As enjoyable as it is to assault your enemies with your time powers, doing so makes most battles so ridiculously easy that you feel like you’re cheating. Most of your battle strategy amounts to slowing or stopping time, killing and/or disarming your enemies, hiding out and recharging your time powers, then repeating the process. And while the enemy AI isn’t bad, it rarely puts up a fight. More often than not, enemies are about as smart as rocks (and just as fast) once you put your powers to use.
As with nearly everything else in TimeShift-land, sound effects are standard FPS fare. Bullets, weapon fire, and your enemies’ cries of agony all sound appropriately FPS-like. The one great addition, however, are the bits of dialogue you’ll hear from enemies when they’ve discovered that you’ve stolen their weapon during a moment of frozen time. They’ll also freak out when they see you change your position so quickly during a slowed sequence. It’s always fun to make your enemies feel stupid, no matter how repetitive or easy it might be.
Though there’s no offline multiplayer, online multiplayer contains a healthy mix of typical shooter modes: deathmatch, team deathmatch, capture the flag, and one-on-one. The game throws one wrench into the works by introducing “chrono grenades” which create a small sphere in which time is either slowed, stopped, or reversed. As with the single-player campaign, though, this introduces a minor novelty that doesn’t change the stale conventions of the genre.

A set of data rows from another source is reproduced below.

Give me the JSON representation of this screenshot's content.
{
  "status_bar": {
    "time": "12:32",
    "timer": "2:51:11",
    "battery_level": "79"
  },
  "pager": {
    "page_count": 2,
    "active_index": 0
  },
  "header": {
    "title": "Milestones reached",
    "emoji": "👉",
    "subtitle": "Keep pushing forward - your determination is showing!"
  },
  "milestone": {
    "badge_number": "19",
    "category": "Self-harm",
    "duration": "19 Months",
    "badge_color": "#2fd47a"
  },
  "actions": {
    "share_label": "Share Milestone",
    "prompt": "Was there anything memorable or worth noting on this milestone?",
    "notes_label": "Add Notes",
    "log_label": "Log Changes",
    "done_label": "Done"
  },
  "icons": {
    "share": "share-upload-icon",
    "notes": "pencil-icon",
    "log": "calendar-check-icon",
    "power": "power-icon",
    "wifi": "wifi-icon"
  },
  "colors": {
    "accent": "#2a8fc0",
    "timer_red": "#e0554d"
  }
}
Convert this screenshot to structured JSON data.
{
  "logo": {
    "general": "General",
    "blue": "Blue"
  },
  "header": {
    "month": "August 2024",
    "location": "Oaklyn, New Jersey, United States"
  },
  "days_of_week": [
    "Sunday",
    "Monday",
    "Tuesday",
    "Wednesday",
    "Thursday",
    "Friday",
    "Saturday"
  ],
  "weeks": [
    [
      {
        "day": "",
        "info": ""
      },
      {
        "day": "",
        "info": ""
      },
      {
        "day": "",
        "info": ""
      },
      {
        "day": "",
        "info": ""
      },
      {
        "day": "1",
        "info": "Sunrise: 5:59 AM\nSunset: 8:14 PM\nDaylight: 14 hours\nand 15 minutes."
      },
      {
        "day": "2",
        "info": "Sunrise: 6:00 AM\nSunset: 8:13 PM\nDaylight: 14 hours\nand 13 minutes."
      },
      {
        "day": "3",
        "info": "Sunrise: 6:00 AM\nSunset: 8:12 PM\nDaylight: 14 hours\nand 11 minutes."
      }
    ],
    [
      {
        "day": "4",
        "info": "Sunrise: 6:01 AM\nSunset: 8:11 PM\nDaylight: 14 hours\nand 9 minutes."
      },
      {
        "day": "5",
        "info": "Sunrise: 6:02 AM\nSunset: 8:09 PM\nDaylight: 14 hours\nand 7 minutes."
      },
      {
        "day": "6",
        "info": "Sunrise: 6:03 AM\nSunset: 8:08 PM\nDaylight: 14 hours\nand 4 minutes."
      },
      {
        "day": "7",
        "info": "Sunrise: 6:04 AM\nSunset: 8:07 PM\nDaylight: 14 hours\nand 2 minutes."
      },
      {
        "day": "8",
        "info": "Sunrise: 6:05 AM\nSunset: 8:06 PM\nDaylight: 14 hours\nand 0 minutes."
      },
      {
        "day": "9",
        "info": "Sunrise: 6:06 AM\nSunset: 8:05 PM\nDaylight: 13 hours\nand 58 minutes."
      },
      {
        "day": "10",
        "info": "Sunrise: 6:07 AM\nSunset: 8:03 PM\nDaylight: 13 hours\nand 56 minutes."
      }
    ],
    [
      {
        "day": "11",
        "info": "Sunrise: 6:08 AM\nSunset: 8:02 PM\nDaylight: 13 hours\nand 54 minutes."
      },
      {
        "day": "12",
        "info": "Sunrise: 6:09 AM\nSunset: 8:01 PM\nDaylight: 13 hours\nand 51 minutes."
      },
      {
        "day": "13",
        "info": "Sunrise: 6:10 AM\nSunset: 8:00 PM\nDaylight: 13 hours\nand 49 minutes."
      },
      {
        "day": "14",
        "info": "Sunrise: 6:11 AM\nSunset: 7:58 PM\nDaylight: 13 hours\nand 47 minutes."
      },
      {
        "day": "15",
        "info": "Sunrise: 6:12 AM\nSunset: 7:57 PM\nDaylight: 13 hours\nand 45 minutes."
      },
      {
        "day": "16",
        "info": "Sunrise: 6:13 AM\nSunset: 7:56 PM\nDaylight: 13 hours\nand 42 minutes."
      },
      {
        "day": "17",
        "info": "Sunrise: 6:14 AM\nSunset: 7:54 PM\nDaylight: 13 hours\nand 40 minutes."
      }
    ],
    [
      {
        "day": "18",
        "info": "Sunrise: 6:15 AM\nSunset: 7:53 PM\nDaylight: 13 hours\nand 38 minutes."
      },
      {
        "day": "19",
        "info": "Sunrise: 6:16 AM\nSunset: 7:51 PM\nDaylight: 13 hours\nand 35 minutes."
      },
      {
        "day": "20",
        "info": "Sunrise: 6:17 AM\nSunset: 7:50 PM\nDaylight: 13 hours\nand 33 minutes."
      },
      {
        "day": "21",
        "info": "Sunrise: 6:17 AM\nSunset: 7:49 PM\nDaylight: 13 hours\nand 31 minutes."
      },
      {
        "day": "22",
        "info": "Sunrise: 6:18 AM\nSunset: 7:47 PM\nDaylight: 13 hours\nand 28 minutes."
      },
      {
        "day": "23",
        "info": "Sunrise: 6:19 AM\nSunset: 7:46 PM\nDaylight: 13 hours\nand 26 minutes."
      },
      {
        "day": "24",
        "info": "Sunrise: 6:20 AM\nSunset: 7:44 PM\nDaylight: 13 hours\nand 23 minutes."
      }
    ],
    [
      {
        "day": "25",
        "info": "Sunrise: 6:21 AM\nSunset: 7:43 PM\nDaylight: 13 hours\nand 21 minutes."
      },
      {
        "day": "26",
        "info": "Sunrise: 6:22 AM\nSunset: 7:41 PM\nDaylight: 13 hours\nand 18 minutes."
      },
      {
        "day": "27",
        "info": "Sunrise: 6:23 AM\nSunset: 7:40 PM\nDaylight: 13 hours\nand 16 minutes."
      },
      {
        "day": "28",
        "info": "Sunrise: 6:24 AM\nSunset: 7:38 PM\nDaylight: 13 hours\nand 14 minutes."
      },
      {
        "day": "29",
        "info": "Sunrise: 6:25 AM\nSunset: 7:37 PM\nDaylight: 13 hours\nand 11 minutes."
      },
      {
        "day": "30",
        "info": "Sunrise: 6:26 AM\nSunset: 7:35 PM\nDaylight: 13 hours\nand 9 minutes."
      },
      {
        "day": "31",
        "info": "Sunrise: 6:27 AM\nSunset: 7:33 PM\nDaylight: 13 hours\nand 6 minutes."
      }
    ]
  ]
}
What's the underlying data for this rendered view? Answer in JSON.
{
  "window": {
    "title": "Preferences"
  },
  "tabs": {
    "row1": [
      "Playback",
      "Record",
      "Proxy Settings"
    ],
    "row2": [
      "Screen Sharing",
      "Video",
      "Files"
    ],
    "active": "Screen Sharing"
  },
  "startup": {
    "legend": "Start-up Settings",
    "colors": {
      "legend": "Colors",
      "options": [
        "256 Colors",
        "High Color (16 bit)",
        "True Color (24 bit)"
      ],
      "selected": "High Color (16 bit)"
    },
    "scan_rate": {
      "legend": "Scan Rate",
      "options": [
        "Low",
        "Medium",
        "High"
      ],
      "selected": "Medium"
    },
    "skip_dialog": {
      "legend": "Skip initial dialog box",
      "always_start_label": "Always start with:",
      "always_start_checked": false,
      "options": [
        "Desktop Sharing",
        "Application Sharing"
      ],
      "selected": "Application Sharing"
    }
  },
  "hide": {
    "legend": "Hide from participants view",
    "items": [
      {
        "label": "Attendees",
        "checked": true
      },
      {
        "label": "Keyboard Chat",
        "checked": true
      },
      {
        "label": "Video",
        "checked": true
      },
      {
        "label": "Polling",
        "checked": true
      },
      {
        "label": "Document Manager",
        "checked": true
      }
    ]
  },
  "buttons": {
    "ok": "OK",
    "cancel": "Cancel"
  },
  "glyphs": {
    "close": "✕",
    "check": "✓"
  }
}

[image3]Additionally, there are two game modes specific to TimeShift, King of Time, and Meltdown Madness. In King of Time (a twist on king of the hill), the “king” is impervious to time effects, and in Meltdown Madness, teams try to prevent the other team’s timer, manifested as a base, from counting down by throwing chrono grenades at it. There’s plenty here to keep you busy… if you haven’t played any other online FPS in the past five years.
Hopscotching its way from borrowed concept to borrowed concept, TimeShift is substantially less than the sum of its all-too-obvious parts. Many fans of the genre may take comfort in finding so many familiar, tried-and-true conventions. Many more, however, will likely dismiss this game amidst the glut of first-person shooters due out in the next couple of months. It’s not a bad game, but it’s also not a great one. If you’ve seen one war-torn urban landscape, you’ve seen them all. And you’ve seen this one many, many times before.